Aufgrund dieser Entwicklungen rücken die anderen Ungleichheitsdimensionen und Konflikte wie die Gleichstellung der Geschlechter und soziale Gerechtigkeit in den Hintergrund. Mit einer Campus Climate Survey könnte die FU Berlin zum Beispiel Erkenntnisse über die Lage der im akademischen System oftmals marginalisierten Gruppen wie etwa Frauen* und Akademikerinnen aus der ersten Generation gewinnen und auf dieser Grundlage gezielte Fördermaßnahmen entwickeln. Wie kann der Anteil der Arbeiterinnenkinder erhöht und Bildungsgerechtigkeit hergestellt werden? Welche Probleme haben Frauen* an der FU und wo können sie gefördert werden, um eine vollständige Gleichstellung zu erreichen? Wie kann die Lage von Studierenden mit Migrationshintergrund verbessert werden? Welche Potentiale bleiben bislang ungenutzt?
Die Lage an der FU Berlin scheint also mehr als angespannt zu sein. Wissenschaftliche Erkenntnisse, die über diese gefühlte Empirie hinausgehen und dabei helfen könnten, diese polarisierte Lage aufzulösen und marginalisierte Gruppen gezielt zu fördern, sind aber Mangelware. Eine Campus Climate Survey ist daher dringender denn je. Mit einer solchen Evaluation des Campusklimas könnte die Universitätsleitung Erkenntnisse über mögliche Lösungsansätze generieren und identifizieren, was sich die breite Mehrheit der Studierendenschaft wünscht, um sich auf dem Campus sicherer zu fühlen, sowohl im Alltag, in den Lehrveranstaltungen als auch bei politischem Engagement und Meinungsäußerung. Auf dieser Grundlage könnten die richtigen Schlüsse gezogen werden, um die Polarisierung zwischen den scheinbar unvereinbaren Seiten, die jeweils grundsätzlich berechtigte Anliegen haben, zu überwinden und einen neuen Zusammenhalt unter den Studierenden und auch zwischen den verschiedenen Statusgruppen an der Universität zu ermöglichen.
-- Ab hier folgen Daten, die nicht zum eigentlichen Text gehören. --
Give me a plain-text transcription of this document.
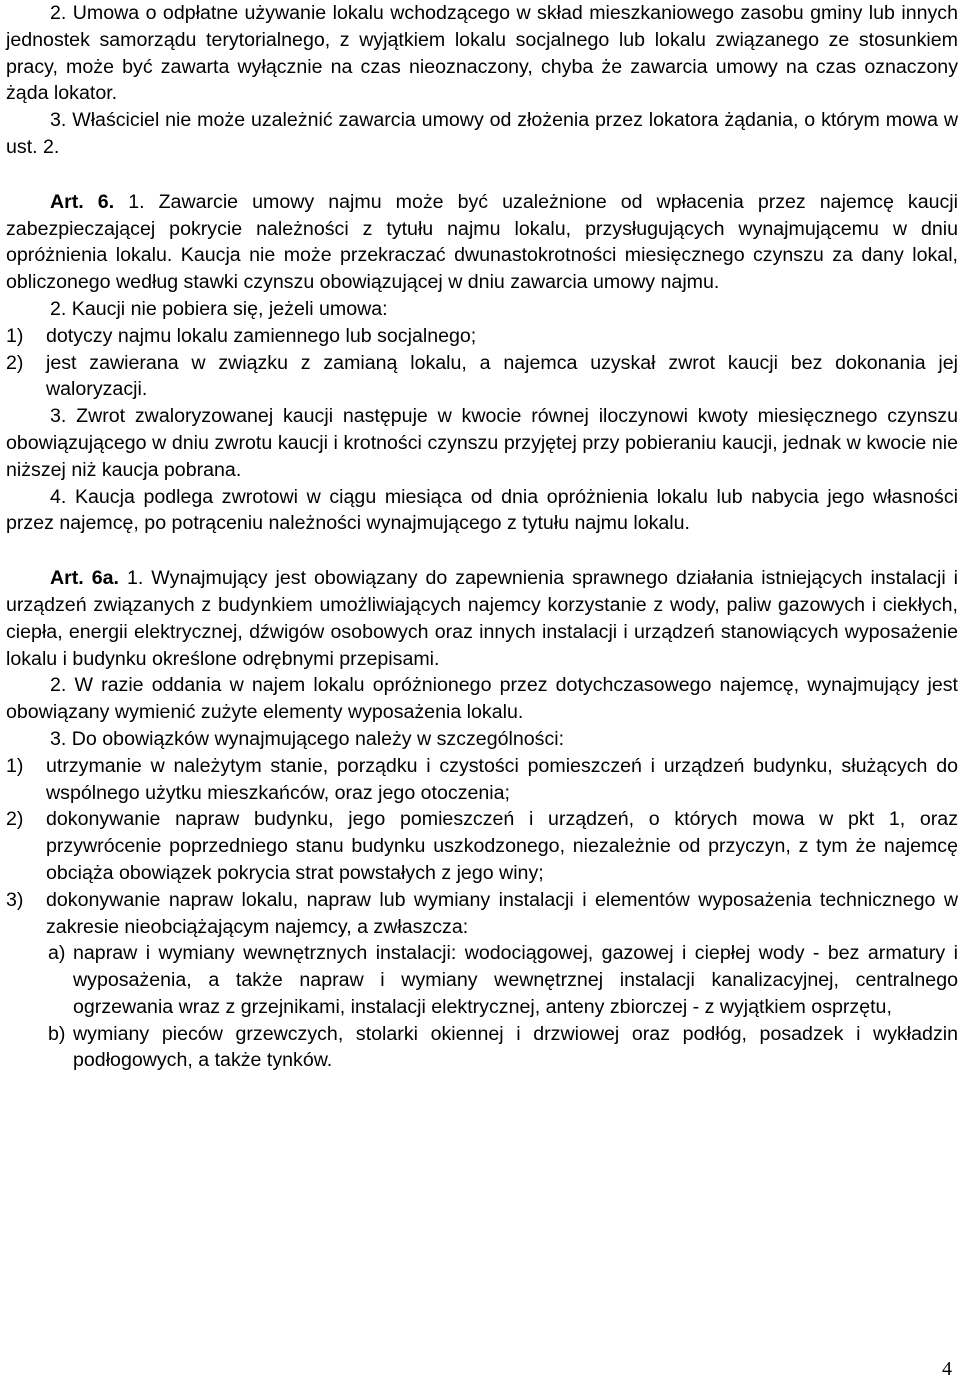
2. Umowa o odpłatne używanie lokalu wchodzącego w skład mieszkaniowego zasobu gminy lub innych jednostek samorządu terytorialnego, z wyjątkiem lokalu socjalnego lub lokalu związanego ze stosunkiem pracy, może być zawarta wyłącznie na czas nieoznaczony, chyba że zawarcia umowy na czas oznaczony żąda lokator.

3. Właściciel nie może uzależnić zawarcia umowy od złożenia przez lokatora żądania, o którym mowa w ust. 2.

Art. 6. 1. Zawarcie umowy najmu może być uzależnione od wpłacenia przez najemcę kaucji zabezpieczającej pokrycie należności z tytułu najmu lokalu, przysługujących wynajmującemu w dniu opróżnienia lokalu. Kaucja nie może przekraczać dwunastokrotności miesięcznego czynszu za dany lokal, obliczonego według stawki czynszu obowiązującej w dniu zawarcia umowy najmu.

2. Kaucji nie pobiera się, jeżeli umowa:

1)	dotyczy najmu lokalu zamiennego lub socjalnego;
2)	jest zawierana w związku z zamianą lokalu, a najemca uzyskał zwrot kaucji bez dokonania jej waloryzacji.

3. Zwrot zwaloryzowanej kaucji następuje w kwocie równej iloczynowi kwoty miesięcznego czynszu obowiązującego w dniu zwrotu kaucji i krotności czynszu przyjętej przy pobieraniu kaucji, jednak w kwocie nie niższej niż kaucja pobrana.

4. Kaucja podlega zwrotowi w ciągu miesiąca od dnia opróżnienia lokalu lub nabycia jego własności przez najemcę, po potrąceniu należności wynajmującego z tytułu najmu lokalu.

Art. 6a. 1. Wynajmujący jest obowiązany do zapewnienia sprawnego działania istniejących instalacji i urządzeń związanych z budynkiem umożliwiających najemcy korzystanie z wody, paliw gazowych i ciekłych, ciepła, energii elektrycznej, dźwigów osobowych oraz innych instalacji i urządzeń stanowiących wyposażenie lokalu i budynku określone odrębnymi przepisami.

2. W razie oddania w najem lokalu opróżnionego przez dotychczasowego najemcę, wynajmujący jest obowiązany wymienić zużyte elementy wyposażenia lokalu.

3. Do obowiązków wynajmującego należy w szczególności:

1)	utrzymanie w należytym stanie, porządku i czystości pomieszczeń i urządzeń budynku, służących do wspólnego użytku mieszkańców, oraz jego otoczenia;
2)	dokonywanie napraw budynku, jego pomieszczeń i urządzeń, o których mowa w pkt 1, oraz przywrócenie poprzedniego stanu budynku uszkodzonego, niezależnie od przyczyn, z tym że najemcę obciąża obowiązek pokrycia strat powstałych z jego winy;
3)	dokonywanie napraw lokalu, napraw lub wymiany instalacji i elementów wyposażenia technicznego w zakresie nieobciążającym najemcy, a zwłaszcza:
a) napraw i wymiany wewnętrznych instalacji: wodociągowej, gazowej i ciepłej wody - bez armatury i wyposażenia, a także napraw i wymiany wewnętrznej instalacji kanalizacyjnej, centralnego ogrzewania wraz z grzejnikami, instalacji elektrycznej, anteny zbiorczej - z wyjątkiem osprzętu,
b) wymiany pieców grzewczych, stolarki okiennej i drzwiowej oraz podłóg, posadzek i wykładzin podłogowych, a także tynków.
4
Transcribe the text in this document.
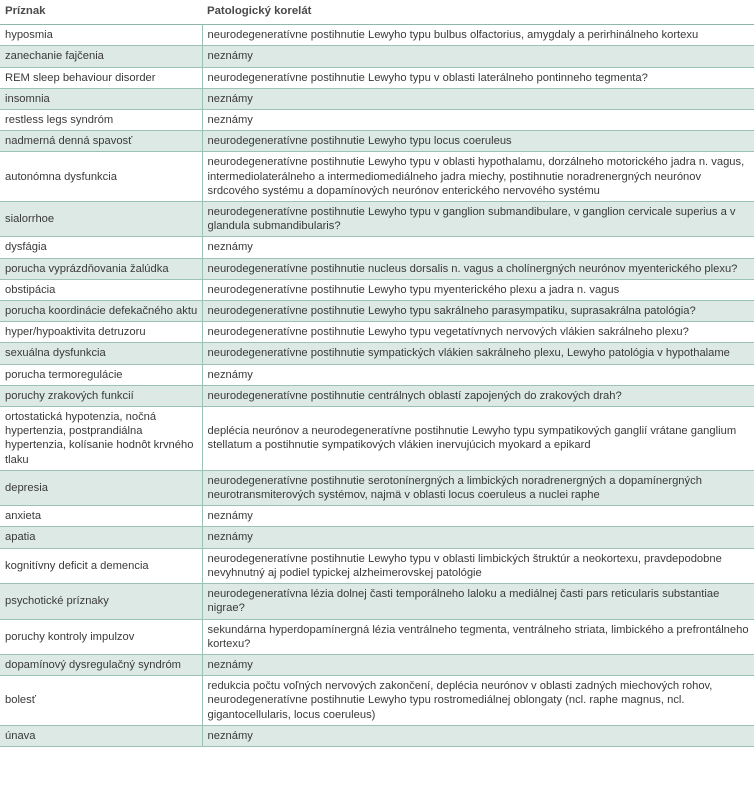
Príznak	Patologický korelát
hyposmia	neurodegeneratívne postihnutie Lewyho typu bulbus olfactorius, amygdaly a perirhinálneho kortexu
zanechanie fajčenia	neznámy
REM sleep behaviour disorder	neurodegeneratívne postihnutie Lewyho typu v oblasti laterálneho pontinneho tegmenta?
insomnia	neznámy
restless legs syndróm	neznámy
nadmerná denná spavosť	neurodegeneratívne postihnutie Lewyho typu locus coeruleus
autonómna dysfunkcia	neurodegeneratívne postihnutie Lewyho typu v oblasti hypothalamu, dorzálneho motorického jadra n. vagus, intermediolaterálneho a intermediomediálneho jadra miechy, postihnutie noradrenergných neurónov srdcového systému a dopamínových neurónov enterického nervového systému
sialorrhoe	neurodegeneratívne postihnutie Lewyho typu v ganglion submandibulare, v ganglion cervicale superius a v glandula submandibularis?
dysfágia	neznámy
porucha vyprázdňovania žalúdka	neurodegeneratívne postihnutie nucleus dorsalis n. vagus a cholínergných neurónov myenterického plexu?
obstipácia	neurodegeneratívne postihnutie Lewyho typu myenterického plexu a jadra n. vagus
porucha koordinácie defekačného aktu	neurodegeneratívne postihnutie Lewyho typu sakrálneho parasympatiku, suprasakrálna patológia?
hyper/hypoaktivita detruzoru	neurodegeneratívne postihnutie Lewyho typu vegetatívnych nervových vlákien sakrálneho plexu?
sexuálna dysfunkcia	neurodegeneratívne postihnutie sympatických vlákien sakrálneho plexu, Lewyho patológia v hypothalame
porucha termoregulácie	neznámy
poruchy zrakových funkcií	neurodegeneratívne postihnutie centrálnych oblastí zapojených do zrakových drah?
ortostatická hypotenzia, nočná hypertenzia, postprandiálna hypertenzia, kolísanie hodnôt krvného tlaku	depléci​a neurónov a neurodegeneratívne postihnutie Lewyho typu sympatikových ganglií vrátane ganglium stellatum a postihnutie sympatikových vlákien inervujúcich myokard a epikard
depresia	neurodegeneratívne postihnutie serotonínergných a limbických noradrenergných a dopamínergných neurotransmiterových systémov, najmä v oblasti locus coeruleus a nuclei raphe
anxieta	neznámy
apatia	neznámy
kognitívny deficit a demencia	neurodegeneratívne postihnutie Lewyho typu v oblasti limbických štruktúr a neokortexu, pravdepodobne nevyhnutný aj podiel typickej alzheimerovskej patológie
psychotické príznaky	neurodegeneratívna lézia dolnej časti temporálneho laloku a mediálnej časti pars reticularis substantiae nigrae?
poruchy kontroly impulzov	sekundárna hyperdopamínergná lézia ventrálneho tegmenta, ventrálneho striata, limbického a prefrontálneho kortexu?
dopamínový dysregulačný syndróm	neznámy
bolesť	redukcia počtu voľných nervových zakončení, depléci​a neurónov v oblasti zadných miechových rohov, neurodegeneratívne postihnutie Lewyho typu rostromediálnej oblongaty (ncl. raphe magnus, ncl. gigantocellularis, locus coeruleus)
únava	neznámy
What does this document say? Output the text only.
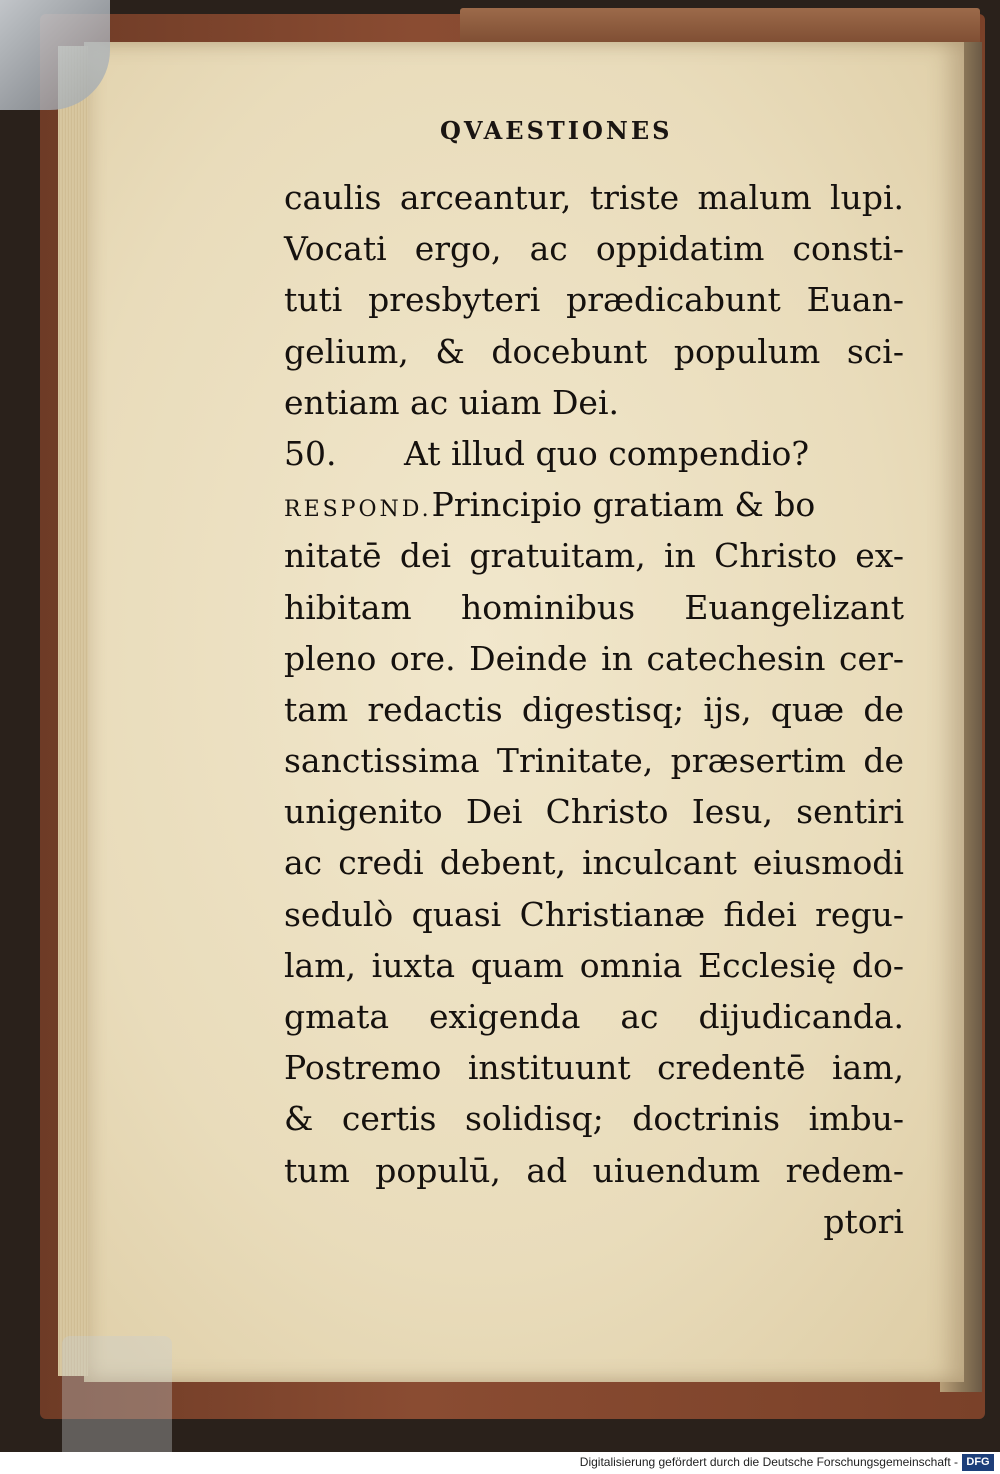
QVAESTIONES
caulis arceantur, triste malum lupi.
Vocati ergo, ac oppidatim consti-
tuti presbyteri prædicabunt Euan-
gelium, & docebunt populum sci-
entiam ac uiam Dei.
50. At illud quo compendio?
RESPOND.Principio gratiam & bo
nitatē dei gratuitam, in Christo ex-
hibitam hominibus Euangelizant
pleno ore. Deinde in catechesin cer-
tam redactis digestisq; ijs, quæ de
sanctissima Trinitate, præsertim de
unigenito Dei Christo Iesu, sentiri
ac credi debent, inculcant eiusmodi
sedulò quasi Christianæ fidei regu-
lam, iuxta quam omnia Ecclesię do-
gmata exigenda ac dijudicanda.
Postremo instituunt credentē iam,
& certis solidisq; doctrinis imbu-
tum populū, ad uiuendum redem-
ptori
Digitalisierung gefördert durch die Deutsche Forschungsgemeinschaft - DFG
Statt die gegenwärtige Konfrontation durch konzeptloses Handeln immer weiter zu verschärfen, sollte die Universitätsleitung der Studierendenschaft zu einem Miteinander verhelfen. Aufgabe der Universitätsleitung muss es sein, ein einladendes, produktives und inklusives Campusklima zu schaffen, damit der Forschungsbetrieb gewährleistet werden kann und der wissenschaftliche Nachwuchs eine exzellente Ausbildung erfährt. Eine Campus Climate Study würde das Erreichen dieses Ziels sehr viel wahrscheinlicher machen.